We can add a new entry into an array simply by specifying a position in the array for which a numbered property does not yet exist. We can also use one of the three methods JavaScript provides (push, unshift and splice) for inserting new entries and, where necessary, moving the old ones.

var arr = ['a','b','c','d','e','f',,,'i'];
arr[11] = 'l';
test(arr);
// length:12, 0:a, 1:b, 2:c, 3:d, 5:f, 8:i, 11:l

// push() adds one or more elements to the end of an array
var arr = ['a','b','c','d','e','f',,,,];
arr.push('j');
test(arr);
// length:10, 0:a, 1:b, 2:c, 3:d, 5:f, 9:j

// unshift() adds one or more elements to the beginning of an array
var arr = ['a','b','c','d','e','f',,,,];
arr.unshift('x');
test(arr);
// length:10, 0:x, 1:a, 2:b, 3:c, 4:d, 5:e, 6:f

arr1 = ['a','b','c','d','e','f',,,'i'];
arr2 = arr1.splice(6,0,'g','h'); // removes 0 elements from index 6, and inserts 'g', 'h'
test(arr1); // length:11, 0:a, 1:b, 2:c, 3:d, 5:f, 6:g, 7:h, 10:i
test(arr2); // length:0

Replacing Entries

Where we assign a new value to an entry that already exists, then that entry simply gets a new value and the rest of the array is unaffected. Also by combining the variants of the splice() method that we have already looked at we can replace existing entries or fill gaps in the array.

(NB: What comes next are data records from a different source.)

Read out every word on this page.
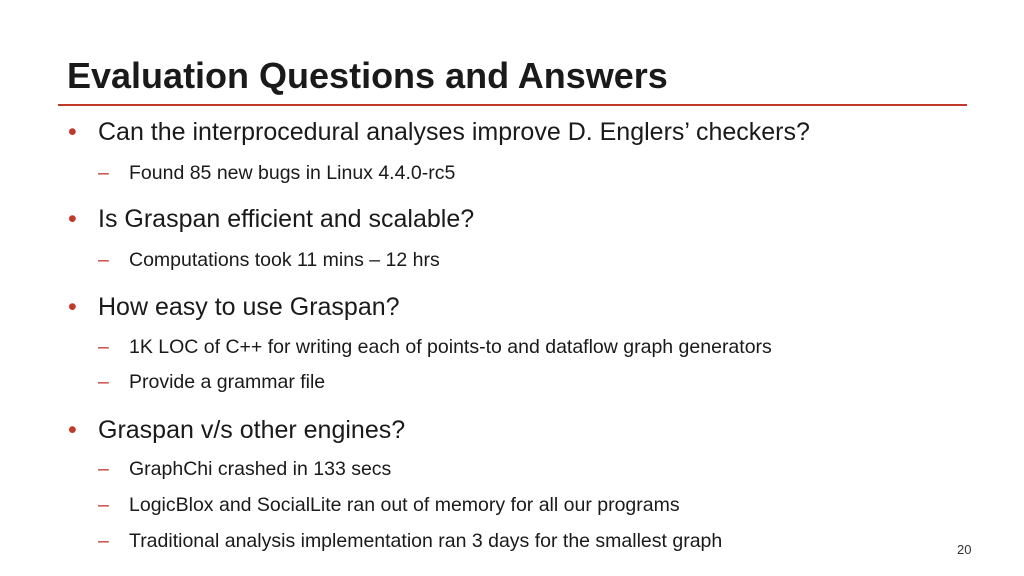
Evaluation Questions and Answers
• Can the interprocedural analyses improve D. Englers’ checkers?
– Found 85 new bugs in Linux 4.4.0-rc5
• Is Graspan efficient and scalable?
– Computations took 11 mins – 12 hrs
• How easy to use Graspan?
– 1K LOC of C++ for writing each of points-to and dataflow graph generators
– Provide a grammar file
• Graspan v/s other engines?
– GraphChi crashed in 133 secs
– LogicBlox and SocialLite ran out of memory for all our programs
– Traditional analysis implementation ran 3 days for the smallest graph	20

var arr1 = ['a','b','c','d','e','f',,,'i'];
var arr2 = arr1.splice(6,2,'g','h');
test(arr1); // length:9, 0:a, 1:b, 2:c, 3:d, 4:e, 5:f, 6:g, 7:h, 8:i
test(arr2); // length:2

Conclusion

The above examples should have given you a better idea of how the length property of an array works. This can be greater or equal to the number of entries in the array. Where it is equal we have a dense array and where it is greater we have a sparse array. Exactly what a particular array method does can depend on whether there is actually a property corresponding to a given position in a sparse array. If we change the length of an array it removes any numbered properties in the array that are in positions that are greater than the new length. If the length was equal to the amount of numbered properties and we increase the length then we convert a dense array to a sparse one. The array methods for deleting and adding properties in the array will move the existing entries around where necessary and will also retain and move any gaps between the properties.